Unification of the M/ORF3-related proteins points to a diversified role for ion conductance in pathogenesis of coronaviruses and other nidoviruses (preprint)

The new coronavirus, SARS-CoV-2, responsible for the COVID-19 pandemic has emphasized the need for a better understanding of the evolution of virus-host conflicts. ORF3a in both SARS-CoV-1 and SARS-CoV-2 are ion channels (viroporins) and involved in virion assembly and membrane budding. Using sensitive profile-based homology detection methods, we unify the SARS-CoV ORF3a family with several families of viral proteins, including ORF5 from MERS-CoVs, proteins from beta-CoVs (ORF3c), alpha-CoVs (ORF3b), most importantly, the Matrix (M) proteins from CoVs, and more distant homologs from other nidoviruses. By sequence analysis and structural modeling, we show that these viral families utilize specific conserved polar residues to constitute an ion-conducting pore in the membrane. We reconstruct the evolutionary history of these families, objectively establish the common origin of the M proteins of CoVs and Toroviruses. We show that the divergent ORF3a/ORF3b/ORF5 families represent a duplication stemming from the M protein in alpha- and beta-CoVs. By phyletic profiling of major structural components of primary nidoviruses, we present a model for their role in virion assembly of CoVs, ToroVs and Arteriviruses. The unification of diverse M/ORF3 ion channel families in a wide range of nidoviruses, especially the typical M protein in CoVs, reveal a conserved, previously under-appreciated role of ion channels in virion assembly, membrane fusion and budding. We show that the M and ORF3 are under differential evolutionary pressures; in contrast to the slow evolution of M as core structural component, the CoV-ORF3 clade is under selection for diversification, which indicates it is likely at the interface with host molecules and/or immune attack.

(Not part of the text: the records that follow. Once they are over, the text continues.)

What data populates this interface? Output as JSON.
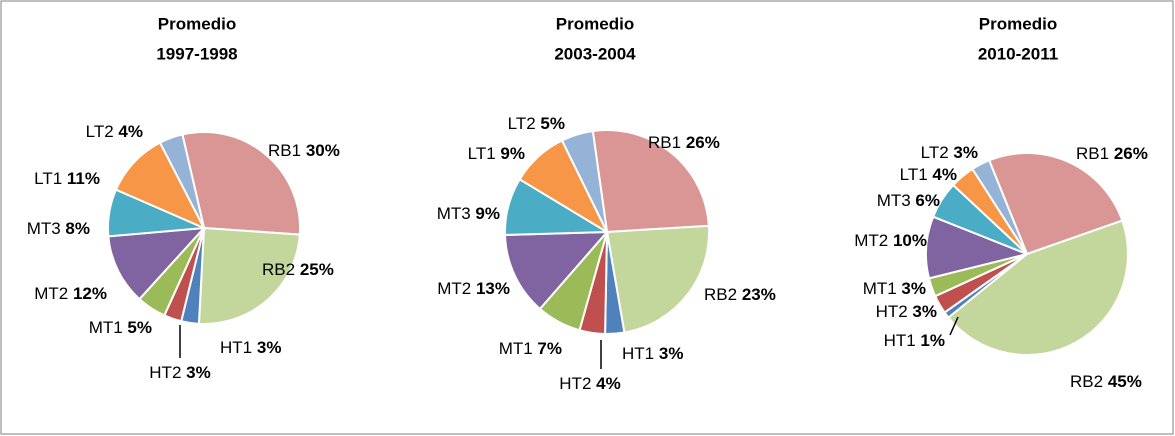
{
  "chart_data": [
    {
      "type": "pie",
      "title": "Promedio",
      "subtitle": "1997-1998",
      "categories": [
        "RB1",
        "RB2",
        "HT1",
        "HT2",
        "MT1",
        "MT2",
        "MT3",
        "LT1",
        "LT2"
      ],
      "values": [
        30,
        25,
        3,
        3,
        5,
        12,
        8,
        11,
        4
      ],
      "value_labels": [
        "30%",
        "25%",
        "3%",
        "3%",
        "5%",
        "12%",
        "8%",
        "11%",
        "4%"
      ],
      "colors": [
        "#d99694",
        "#c3d69b",
        "#4f81bd",
        "#c0504d",
        "#9bbb59",
        "#8064a2",
        "#4bacc6",
        "#f79646",
        "#95b3d7"
      ]
    },
    {
      "type": "pie",
      "title": "Promedio",
      "subtitle": "2003-2004",
      "categories": [
        "RB1",
        "RB2",
        "HT1",
        "HT2",
        "MT1",
        "MT2",
        "MT3",
        "LT1",
        "LT2"
      ],
      "values": [
        26,
        23,
        3,
        4,
        7,
        13,
        9,
        9,
        5
      ],
      "value_labels": [
        "26%",
        "23%",
        "3%",
        "4%",
        "7%",
        "13%",
        "9%",
        "9%",
        "5%"
      ],
      "colors": [
        "#d99694",
        "#c3d69b",
        "#4f81bd",
        "#c0504d",
        "#9bbb59",
        "#8064a2",
        "#4bacc6",
        "#f79646",
        "#95b3d7"
      ]
    },
    {
      "type": "pie",
      "title": "Promedio",
      "subtitle": "2010-2011",
      "categories": [
        "RB1",
        "RB2",
        "HT1",
        "HT2",
        "MT1",
        "MT2",
        "MT3",
        "LT1",
        "LT2"
      ],
      "values": [
        26,
        45,
        1,
        3,
        3,
        10,
        6,
        4,
        3
      ],
      "value_labels": [
        "26%",
        "45%",
        "1%",
        "3%",
        "3%",
        "10%",
        "6%",
        "4%",
        "3%"
      ],
      "colors": [
        "#d99694",
        "#c3d69b",
        "#4f81bd",
        "#c0504d",
        "#9bbb59",
        "#8064a2",
        "#4bacc6",
        "#f79646",
        "#95b3d7"
      ]
    }
  ]
}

Novel Immunoglobulin Domain Proteins Provide Insights into Evolution and Pathogenesis Mechanisms of SARS-Related Coronaviruses (preprint)

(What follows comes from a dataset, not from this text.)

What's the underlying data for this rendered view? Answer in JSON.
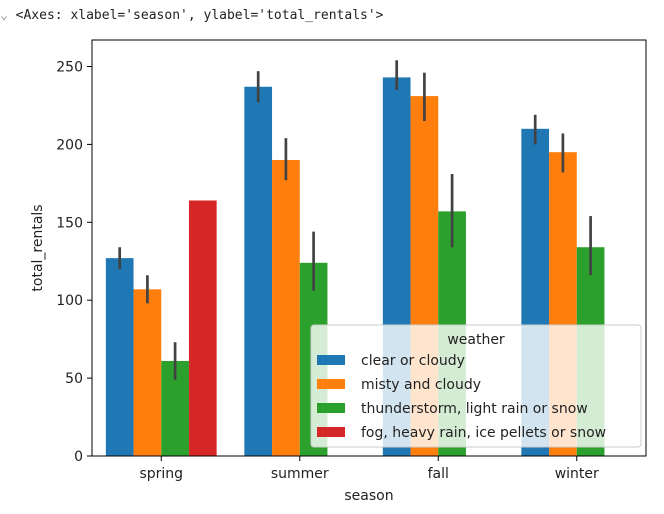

A novel coronavirus (SARS-CoV-2) is the causative agent of an emergent severe respiratory disease (COVID-19) in humans that is threatening to result in a global health crisis. By using genomic, sequence, structural and evolutionary analysis, we show that Alpha- and Beta-CoVs possess several novel families of immunoglobulin (Ig) domain proteins, including ORF8 and ORF7a from SARS-related coronaviruses and two protein groups from certain Alpha-CoVs. Among them, ORF8 is distinguished in being rapidly evolving, possessing a unique insert and a hypervariable position among SARS-CoV-2 genomes in its predicted ligand-binding groove. We also uncover many Ig proteins from several metazoan viruses which are distinct in sequence and structure but share an architecture comparable to that of CoV Ig domain proteins. Hence, we propose that deployment of Ig domain proteins is a widely-used strategy by viruses, and SARS-CoV-2 ORF8 is a potential pathogenicity factor which evolves rapidly to counter the immune response and facilitate the transmission between hosts.